[De Tweede Ronde 1986, nummer 1]
Voorwoord
In dit Lentenummer 1986 Nederlands proza met een satirische bijdrage van onze Vlaamse medewerker André Janssens en een nieuw verhaal van L.H. Wiener. In Nederlandse poëzie nieuw werk van o.m. Maarten Doorman, Karel van Eerd, Johanna Kruit, Jean Pierre Rawie, Renée van Riessen, de come-back van Lou Vleugelhof, en Leo Vroman in een tweeluik met Georgine Sanders (haar debuut).
In Light Verse Simon Knepper, Charlotte Mutsaers, Drs. P, Alexander Pola, Kees Stip en een door Peter Burger gemoderniseerde versie van Anthonis de Rooveres ‘Van der Mollenfeeste’.
De overige rubrieken ademen de geest van de vertaalde literatuur in dit nummer, de Israëlische: in Anthologie een feuilleton uit 1920 van Jacob Israël de Haan over zijn leven in Jeruzalem, en in Tekeningen impressies van de weg Tel Aviv-Jeruzalem, door Reineke Hollander.
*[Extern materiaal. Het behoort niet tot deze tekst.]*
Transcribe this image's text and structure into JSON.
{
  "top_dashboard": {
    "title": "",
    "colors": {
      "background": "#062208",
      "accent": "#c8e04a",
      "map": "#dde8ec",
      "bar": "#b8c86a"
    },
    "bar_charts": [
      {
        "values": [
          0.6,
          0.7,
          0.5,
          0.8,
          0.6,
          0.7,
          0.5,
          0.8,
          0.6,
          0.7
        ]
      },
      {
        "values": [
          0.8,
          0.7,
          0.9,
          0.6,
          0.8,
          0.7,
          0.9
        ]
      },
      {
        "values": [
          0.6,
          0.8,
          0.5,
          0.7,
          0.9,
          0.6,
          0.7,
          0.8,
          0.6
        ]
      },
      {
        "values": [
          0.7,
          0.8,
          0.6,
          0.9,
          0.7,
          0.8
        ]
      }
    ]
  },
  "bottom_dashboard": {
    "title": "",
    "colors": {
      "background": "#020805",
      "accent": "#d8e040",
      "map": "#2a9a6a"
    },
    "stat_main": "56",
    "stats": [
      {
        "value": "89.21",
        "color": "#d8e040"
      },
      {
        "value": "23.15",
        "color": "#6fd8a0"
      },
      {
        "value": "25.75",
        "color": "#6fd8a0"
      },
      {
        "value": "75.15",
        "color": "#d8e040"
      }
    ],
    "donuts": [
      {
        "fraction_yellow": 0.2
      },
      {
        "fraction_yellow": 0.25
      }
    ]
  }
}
De ontwikkeling van het Hebreeuws in deze eeuw, van sacrale literaire taal (even kunstmatig gecultiveerd als het Latijn van Middeleeuwen en Renaissance, en al evenzo door de eeuwen heen een medium voor literatuur) tot een springlevende natuurlijke taal die de moedertaal is van een groot deel van de huidige bevolking van Israël, vormt een linguïstisch wonder. Het brengt met zich mee dat de literatuur in het hedendaagse Hebreeuws nog jong is, niet veel meer dan dertig jaar, terwijl de letteren in een land dat gedurende die periode constant onderhevig was aan de psychische druk of de dreiging van oorlog, geen hoge prioriteit hebben.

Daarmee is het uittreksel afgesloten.